His knees were buckling. He was sure he’d crawl next. To get some control, he pressed the heels of his hands against his eyes. Whatever the humiliation, he would take it, as long as she stayed.
Then he looked up, looked at her. And she was weeping. His heart stopped thudding, split apart and sank.
>
“I’m sorry. I’m sorry. I’ve got no right to treat you this way, talk to you this way. Please don’t cry.”
She took a sobbing breath. “In my whole life, no one has ever said those words to me. Not once, in my whole life. You can’t possibly know what it’s like to hear them from you now.”
He rose again, resenting everyone who had ever taken her for granted, including himself. “Don’t tell me it’s too late for me to say them. I’ll make it up to you, Rebecca, if you let me.”
“I was afraid to tell you how much I love you. I thought you wouldn’t want me to.”
He took a moment before he tried to speak, a moment to let what she’d said seep in and heal his dented heart. “I want you to. I need you to. You’re not going.”

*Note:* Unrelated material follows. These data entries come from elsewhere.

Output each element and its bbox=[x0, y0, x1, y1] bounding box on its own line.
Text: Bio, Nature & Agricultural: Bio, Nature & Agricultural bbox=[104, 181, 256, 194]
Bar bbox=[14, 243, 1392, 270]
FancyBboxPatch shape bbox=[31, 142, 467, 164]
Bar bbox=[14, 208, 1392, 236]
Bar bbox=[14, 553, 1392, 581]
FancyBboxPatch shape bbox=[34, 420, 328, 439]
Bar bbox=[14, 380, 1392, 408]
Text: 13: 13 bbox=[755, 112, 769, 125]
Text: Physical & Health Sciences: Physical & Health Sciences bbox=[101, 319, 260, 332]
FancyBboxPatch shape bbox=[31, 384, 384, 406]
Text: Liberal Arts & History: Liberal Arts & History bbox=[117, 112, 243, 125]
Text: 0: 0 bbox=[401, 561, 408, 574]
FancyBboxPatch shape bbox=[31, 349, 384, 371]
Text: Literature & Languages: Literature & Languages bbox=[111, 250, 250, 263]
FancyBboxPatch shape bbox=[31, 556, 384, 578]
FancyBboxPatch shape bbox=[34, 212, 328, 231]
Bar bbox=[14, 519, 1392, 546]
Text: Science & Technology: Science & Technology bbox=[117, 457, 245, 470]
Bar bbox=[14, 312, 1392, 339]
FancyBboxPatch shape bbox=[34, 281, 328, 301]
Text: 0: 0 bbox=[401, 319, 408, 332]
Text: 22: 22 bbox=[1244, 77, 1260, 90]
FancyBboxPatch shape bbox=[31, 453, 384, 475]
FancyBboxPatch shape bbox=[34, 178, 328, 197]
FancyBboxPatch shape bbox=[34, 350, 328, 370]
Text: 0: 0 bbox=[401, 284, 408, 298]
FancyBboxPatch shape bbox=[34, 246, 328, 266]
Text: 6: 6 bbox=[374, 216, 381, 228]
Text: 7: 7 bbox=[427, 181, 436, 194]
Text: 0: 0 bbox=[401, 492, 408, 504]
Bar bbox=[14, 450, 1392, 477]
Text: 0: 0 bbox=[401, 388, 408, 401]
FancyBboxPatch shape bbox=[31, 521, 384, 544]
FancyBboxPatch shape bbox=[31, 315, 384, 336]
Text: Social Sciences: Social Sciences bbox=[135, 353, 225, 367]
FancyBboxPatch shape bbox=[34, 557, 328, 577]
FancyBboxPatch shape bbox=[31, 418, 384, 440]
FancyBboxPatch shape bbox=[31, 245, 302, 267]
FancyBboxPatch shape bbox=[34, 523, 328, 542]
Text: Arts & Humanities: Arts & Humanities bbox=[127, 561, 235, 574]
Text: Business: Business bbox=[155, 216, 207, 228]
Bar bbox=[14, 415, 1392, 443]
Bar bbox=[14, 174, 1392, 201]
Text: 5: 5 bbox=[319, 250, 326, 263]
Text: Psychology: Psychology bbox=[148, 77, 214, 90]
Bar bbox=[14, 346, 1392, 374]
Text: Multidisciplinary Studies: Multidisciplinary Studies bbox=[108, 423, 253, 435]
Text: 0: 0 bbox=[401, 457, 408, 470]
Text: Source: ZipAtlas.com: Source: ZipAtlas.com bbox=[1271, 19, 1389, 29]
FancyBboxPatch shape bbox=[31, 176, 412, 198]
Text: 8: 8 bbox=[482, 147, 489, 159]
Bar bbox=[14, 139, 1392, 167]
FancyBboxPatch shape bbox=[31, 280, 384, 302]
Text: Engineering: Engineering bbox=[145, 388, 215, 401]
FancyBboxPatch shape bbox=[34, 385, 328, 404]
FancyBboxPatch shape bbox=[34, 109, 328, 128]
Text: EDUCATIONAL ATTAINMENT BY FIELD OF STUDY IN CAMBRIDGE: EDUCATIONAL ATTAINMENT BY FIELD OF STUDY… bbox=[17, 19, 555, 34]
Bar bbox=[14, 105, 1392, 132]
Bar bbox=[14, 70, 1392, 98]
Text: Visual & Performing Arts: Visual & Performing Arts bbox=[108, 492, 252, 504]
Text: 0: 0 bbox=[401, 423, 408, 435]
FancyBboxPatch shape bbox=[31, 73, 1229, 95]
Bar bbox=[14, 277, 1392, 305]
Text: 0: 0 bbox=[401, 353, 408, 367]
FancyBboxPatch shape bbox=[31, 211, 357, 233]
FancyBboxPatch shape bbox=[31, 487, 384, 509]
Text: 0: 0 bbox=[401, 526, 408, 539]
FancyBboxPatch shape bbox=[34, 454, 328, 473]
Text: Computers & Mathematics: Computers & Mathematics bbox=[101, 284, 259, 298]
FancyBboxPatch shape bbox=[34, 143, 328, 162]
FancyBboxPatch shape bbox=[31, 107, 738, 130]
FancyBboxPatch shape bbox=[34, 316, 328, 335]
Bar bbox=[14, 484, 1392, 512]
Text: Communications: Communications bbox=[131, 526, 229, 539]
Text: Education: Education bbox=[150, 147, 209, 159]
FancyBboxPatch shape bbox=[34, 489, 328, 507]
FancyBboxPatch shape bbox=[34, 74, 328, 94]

She was shaking her head when he pulled her into his arms. “I’m not going anywhere.”
“You’re in love with me.”
“Oh, yes.”
“Thank God.” He covered her mouth with his while joy fountained through him. “I’ve been falling for you since I picked you up at the airport. You were so snotty, I couldn’t resist you.” A thought intruded, made him wince. “Rebecca, last night—”
“It doesn’t matter.”
“Yes, it does. I was with my brothers, down at Devin’s office. I got drunk and slept it off on the cot in the back room. I was angry about what was happening here, and what had happened inside me, for you. Stupid.” He lowered his brow to hers. “I didn’t know if you just let go a little, it could all be so right. You were always meant to come here. Do you believe that?”

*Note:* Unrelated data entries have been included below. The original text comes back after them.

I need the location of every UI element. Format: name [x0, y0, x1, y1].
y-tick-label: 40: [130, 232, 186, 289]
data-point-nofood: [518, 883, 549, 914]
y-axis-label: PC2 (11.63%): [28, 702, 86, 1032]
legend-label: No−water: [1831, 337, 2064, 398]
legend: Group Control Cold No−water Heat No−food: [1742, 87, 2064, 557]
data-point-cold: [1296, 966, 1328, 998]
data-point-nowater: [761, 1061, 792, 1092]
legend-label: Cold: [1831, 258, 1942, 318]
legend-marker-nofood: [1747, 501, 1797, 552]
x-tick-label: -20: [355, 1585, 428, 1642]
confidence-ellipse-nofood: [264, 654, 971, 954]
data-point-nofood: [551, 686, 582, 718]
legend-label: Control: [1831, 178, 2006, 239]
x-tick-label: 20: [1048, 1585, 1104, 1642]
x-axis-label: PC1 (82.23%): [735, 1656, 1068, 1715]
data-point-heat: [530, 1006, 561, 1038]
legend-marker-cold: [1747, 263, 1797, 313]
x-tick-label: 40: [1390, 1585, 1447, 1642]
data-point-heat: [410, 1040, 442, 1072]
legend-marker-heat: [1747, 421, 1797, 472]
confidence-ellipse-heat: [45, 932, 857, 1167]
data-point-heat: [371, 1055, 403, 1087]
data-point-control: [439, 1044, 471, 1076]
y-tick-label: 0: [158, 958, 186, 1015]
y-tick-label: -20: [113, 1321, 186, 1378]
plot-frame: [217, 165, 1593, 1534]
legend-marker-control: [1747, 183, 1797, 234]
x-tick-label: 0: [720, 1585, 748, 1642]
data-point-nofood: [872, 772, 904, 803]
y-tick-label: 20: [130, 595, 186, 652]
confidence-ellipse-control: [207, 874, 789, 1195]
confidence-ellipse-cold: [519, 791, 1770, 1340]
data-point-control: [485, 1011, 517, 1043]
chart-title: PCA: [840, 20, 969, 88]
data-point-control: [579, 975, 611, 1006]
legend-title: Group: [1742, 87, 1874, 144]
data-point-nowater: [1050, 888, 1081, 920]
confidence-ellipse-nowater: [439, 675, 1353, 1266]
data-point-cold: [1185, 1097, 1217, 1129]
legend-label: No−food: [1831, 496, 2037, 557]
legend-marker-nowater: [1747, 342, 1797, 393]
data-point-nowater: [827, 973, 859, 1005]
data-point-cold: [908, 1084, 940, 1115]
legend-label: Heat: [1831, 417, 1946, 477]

“Yes.” She cupped her hands on his cheeks. The full power of it struck her like light. “We’re connected.”
“That’s one way to put it. I like ‘I love you’ better. I really like that. Who’d have thought?”
“I like it, too, better than anything.” Blissful, she snuggled into his arms. “And I won’t leave my equipment spread around the house. Since we’re going to be living together, we need some sense of order.”

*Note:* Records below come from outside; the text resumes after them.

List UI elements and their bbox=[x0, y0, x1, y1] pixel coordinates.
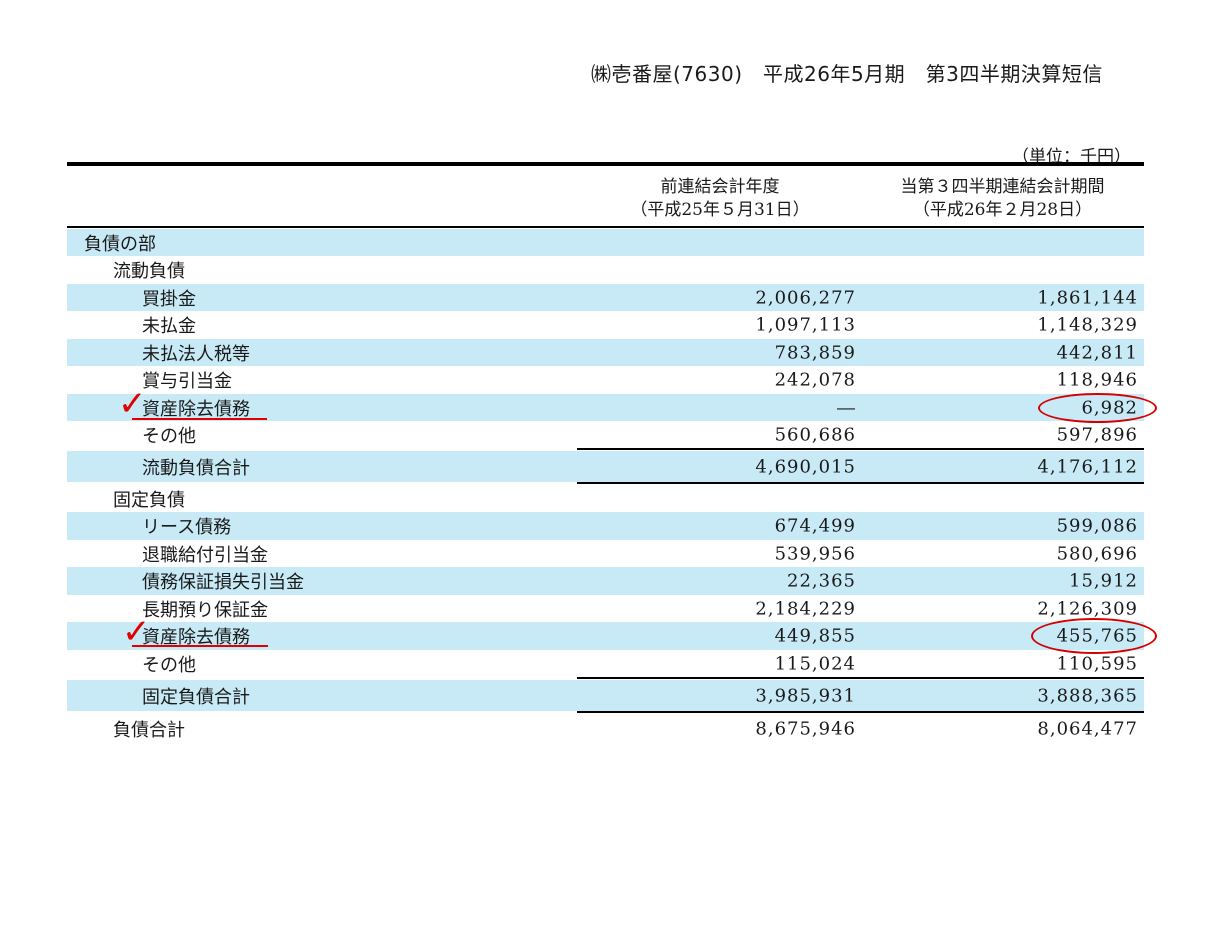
highlight-ellipse bbox=[1038, 393, 1157, 423]
table-row: 長期預り保証金 2,184,229 2,126,309 bbox=[67, 595, 1144, 622]
check-mark-icon: ✓ bbox=[122, 612, 151, 652]
row-label: 長期預り保証金 bbox=[142, 599, 268, 621]
prev-value: 3,985,931 bbox=[755, 685, 856, 706]
row-label: 資産除去債務 bbox=[142, 627, 250, 648]
table-row: その他 560,686 597,896 bbox=[67, 421, 1144, 448]
prev-value: 539,956 bbox=[774, 543, 856, 564]
prev-value: 22,365 bbox=[787, 570, 856, 592]
row-label: 流動負債合計 bbox=[142, 457, 250, 479]
curr-value: 15,912 bbox=[1069, 570, 1138, 592]
subsection-noncurrent-liabilities: 固定負債 bbox=[67, 485, 1144, 512]
highlight-underline bbox=[132, 418, 267, 420]
prev-value: 674,499 bbox=[774, 515, 856, 537]
curr-value: 110,595 bbox=[1056, 653, 1138, 674]
curr-value: 118,946 bbox=[1056, 369, 1138, 390]
row-label: 賞与引当金 bbox=[142, 370, 232, 392]
column-header-prev-date: （平成25年５月31日） bbox=[630, 200, 810, 220]
curr-value: 597,896 bbox=[1056, 424, 1138, 445]
prev-value: ― bbox=[837, 397, 856, 418]
table-row-asset-retirement-current: 資産除去債務 ― 6,982 bbox=[67, 394, 1144, 421]
curr-value: 1,861,144 bbox=[1037, 287, 1138, 308]
curr-value: 442,811 bbox=[1056, 342, 1138, 363]
row-label: 流動負債 bbox=[113, 260, 185, 282]
row-label: 未払法人税等 bbox=[142, 343, 250, 365]
subsection-current-liabilities: 流動負債 bbox=[67, 256, 1144, 283]
subtotal-rule bbox=[577, 677, 1144, 679]
subtotal-rule bbox=[577, 711, 1144, 713]
curr-value: 3,888,365 bbox=[1037, 685, 1138, 706]
prev-value: 1,097,113 bbox=[755, 314, 856, 335]
table-row-noncurrent-subtotal: 固定負債合計 3,985,931 3,888,365 bbox=[67, 680, 1144, 711]
section-header-liabilities: 負債の部 bbox=[67, 229, 1144, 256]
subtotal-rule bbox=[577, 448, 1144, 450]
table-row: 買掛金 2,006,277 1,861,144 bbox=[67, 284, 1144, 311]
table-row: リース債務 674,499 599,086 bbox=[67, 512, 1144, 540]
row-label: その他 bbox=[142, 425, 196, 447]
prev-value: 560,686 bbox=[774, 424, 856, 445]
prev-value: 783,859 bbox=[774, 342, 856, 363]
curr-value: 1,148,329 bbox=[1037, 314, 1138, 335]
row-label: リース債務 bbox=[142, 517, 232, 538]
table-row: 未払法人税等 783,859 442,811 bbox=[67, 339, 1144, 366]
table-row-total-liabilities: 負債合計 8,675,946 8,064,477 bbox=[67, 714, 1144, 744]
curr-value: 599,086 bbox=[1056, 515, 1138, 537]
prev-value: 4,690,015 bbox=[755, 456, 856, 477]
highlight-ellipse bbox=[1031, 618, 1157, 654]
table-row-current-subtotal: 流動負債合計 4,690,015 4,176,112 bbox=[67, 451, 1144, 482]
prev-value: 8,675,946 bbox=[755, 718, 856, 740]
row-label: 債務保証損失引当金 bbox=[142, 572, 304, 593]
row-label: その他 bbox=[142, 654, 196, 676]
curr-value: 2,126,309 bbox=[1037, 598, 1138, 619]
prev-value: 115,024 bbox=[774, 653, 856, 674]
curr-value: 4,176,112 bbox=[1037, 456, 1138, 477]
column-header-curr: 当第３四半期連結会計期間 （平成26年２月28日） bbox=[865, 176, 1140, 222]
table-row: 債務保証損失引当金 22,365 15,912 bbox=[67, 567, 1144, 595]
header-bottom-rule bbox=[67, 226, 1144, 228]
row-label: 退職給付引当金 bbox=[142, 544, 268, 566]
row-label: 負債の部 bbox=[84, 233, 156, 255]
row-label: 固定負債合計 bbox=[142, 686, 250, 708]
column-header-curr-date: （平成26年２月28日） bbox=[912, 200, 1093, 220]
curr-value: 580,696 bbox=[1056, 543, 1138, 564]
column-header-prev: 前連結会計年度 （平成25年５月31日） bbox=[590, 176, 850, 222]
row-label: 資産除去債務 bbox=[142, 398, 250, 420]
document-title: ㈱壱番屋(7630) 平成26年5月期 第3四半期決算短信 bbox=[591, 62, 1103, 86]
column-header-curr-title: 当第３四半期連結会計期間 bbox=[900, 177, 1105, 197]
row-label: 負債合計 bbox=[113, 720, 185, 741]
table-row: 賞与引当金 242,078 118,946 bbox=[67, 366, 1144, 393]
table-row: 退職給付引当金 539,956 580,696 bbox=[67, 540, 1144, 567]
subtotal-rule bbox=[577, 482, 1144, 484]
row-label: 買掛金 bbox=[142, 288, 196, 310]
curr-value: 8,064,477 bbox=[1037, 718, 1138, 740]
row-label: 固定負債 bbox=[113, 489, 185, 511]
prev-value: 2,006,277 bbox=[755, 287, 856, 308]
highlight-underline bbox=[132, 645, 268, 647]
prev-value: 449,855 bbox=[774, 625, 856, 647]
table-row: その他 115,024 110,595 bbox=[67, 650, 1144, 677]
table-row: 未払金 1,097,113 1,148,329 bbox=[67, 311, 1144, 338]
table-top-rule bbox=[67, 162, 1144, 166]
column-header-prev-title: 前連結会計年度 bbox=[660, 177, 780, 197]
prev-value: 242,078 bbox=[774, 369, 856, 390]
check-mark-icon: ✓ bbox=[118, 384, 147, 424]
row-label: 未払金 bbox=[142, 315, 196, 337]
prev-value: 2,184,229 bbox=[755, 598, 856, 619]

“Living together.” He tipped her face back, kissed her forehead, her nose, her lips. “Wrong. We’ve already been there, sort of. You’re going to marry me.”
“Marry.” Her head spun. “You.” Her legs turned to water. “I have to sit down now.”
“No, you don’t. I’ll hold you up.” That lightning MacKade grin flashed before he began to trace kisses over her face, move his hands up and down and over her. Damn, but she was cute when that brain of hers clicked off. “Marry me, Rebecca,” he murmured. “You might as well say yes. I’ll just talk you into it.”
Marriage. Family. Children. Shane. Why would he have to talk her into something she wanted more than anything in the world? “I can’t think.”
“Good.” They’d keep it that way awhile, he decided, and nipped gently at her jaw. “I love you. Mmm…pretty Rebecca, I love you. Say, ‘I love you, too.’”
The muscles in her thighs went lax. “I love you, too.”
“Marry me, Rebecca.” His curved lips skimmed over hers, down her chin and back again. “Be my wife, have my children, stay with me. Say yes. Say, ‘Yes, I’ll marry you, Shane.’”
“Yes.” The strength came back into her arms as she threw them around his neck. “Yes, I’ll marry you, Shane.”
He nibbled around to her ear. “Say, ‘I’ll cook for you night and day, Shane.’”
“I’ll—” Her eyes popped open. The most momentous event of her life ended in laughter. “Sneaky. Very sneaky, farm boy.”
“It was worth a shot, Becky.” Laughing with her, he gathered her into his arms and swept her in circles. “But I’ll take the best two out of three.”
Epilogue
Sunlight glinted off snow and the ice that crusted over it, so that the land sparkled clean and pure. They would all be there soon, Rebecca thought. All the MacKades, with their noise and their energy. And they would come here, to the meadow where a simple stone marker rose out of the untrampled snow and cast its thin gray shadow over white.